5. Originally Posted by Warrenx
Now I am trying to gain a more tacit understanding of calculus, so my question is:
why is the integration of the velocity (position) from 0 to 5 hours not equal to the sum of integrals between [0,2] and [2,5]?
When you integrate a function that is below the x-axis, you will get a negative answer. If you integrate a function above the x-axis, you will get a positive answer.
By integrating from 0 to 5, you mix up the positive and negative, thus the negative will cancel out the positive and you will get a smaller answer.

Originally Posted by Warrenx
I thought that integration is summation, so why is it then when an object is traveling away from earth, you have to do a separate integral for it?

The answer is 71,000 miles, but I can't seem to comprehend why integral doesn't count the "negative" velocity in total distance, but the area summation does.
When you integrate a velocity function, you get displacement, not distance.

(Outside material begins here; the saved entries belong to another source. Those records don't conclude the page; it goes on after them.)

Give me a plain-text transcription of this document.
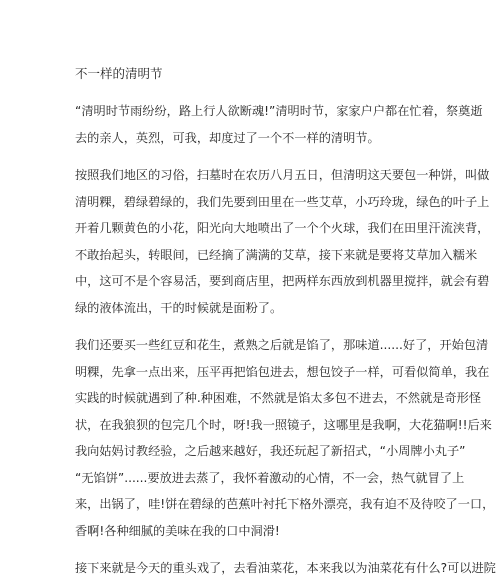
不一样的清明节
“清明时节雨纷纷，路上行人欲断魂!”清明时节，家家户户都在忙着，祭奠逝
去的亲人，英烈，可我，却度过了一个不一样的清明节。
按照我们地区的习俗，扫墓时在农历八月五日，但清明这天要包一种饼，叫做
清明粿，碧绿碧绿的，我们先要到田里在一些艾草，小巧玲珑，绿色的叶子上
开着几颗黄色的小花，阳光向大地喷出了一个个火球，我们在田里汗流浃背，
不敢抬起头，转眼间，已经摘了满满的艾草，接下来就是要将艾草加入糯米
中，这可不是个容易活，要到商店里，把两样东西放到机器里搅拌，就会有碧
绿的液体流出，干的时候就是面粉了。
我们还要买一些红豆和花生，煮熟之后就是馅了，那味道......好了，开始包清
明粿，先拿一点出来，压平再把馅包进去，想包饺子一样，可看似简单，我在
实践的时候就遇到了种.种困难，不然就是馅太多包不进去，不然就是奇形怪
状，在我狼狈的包完几个时，呀!我一照镜子，这哪里是我啊，大花猫啊!!后来
我向姑妈讨教经验，之后越来越好，我还玩起了新招式，“小周牌小丸子”
“无馅饼”......要放进去蒸了，我怀着激动的心情，不一会，热气就冒了上
来，出锅了，哇!饼在碧绿的芭蕉叶衬托下格外漂亮，我有迫不及待咬了一口，
香啊!各种细腻的美味在我的口中洞滑!
接下来就是今天的重头戏了，去看油菜花，本来我以为油菜花有什么?可以进院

Velocity is a vector, so when you integrate velocity, you get a vector called displacement. The graph of this function shows the displacement of the object. Distance is scalar, therefore it does not account for positive or negative, but displacement is a vector, thus it accounts for the negative/positive position.

When you integrate it you get a displacement function so to stop the negative from cancelling out the positive, you have to seperate out the integral.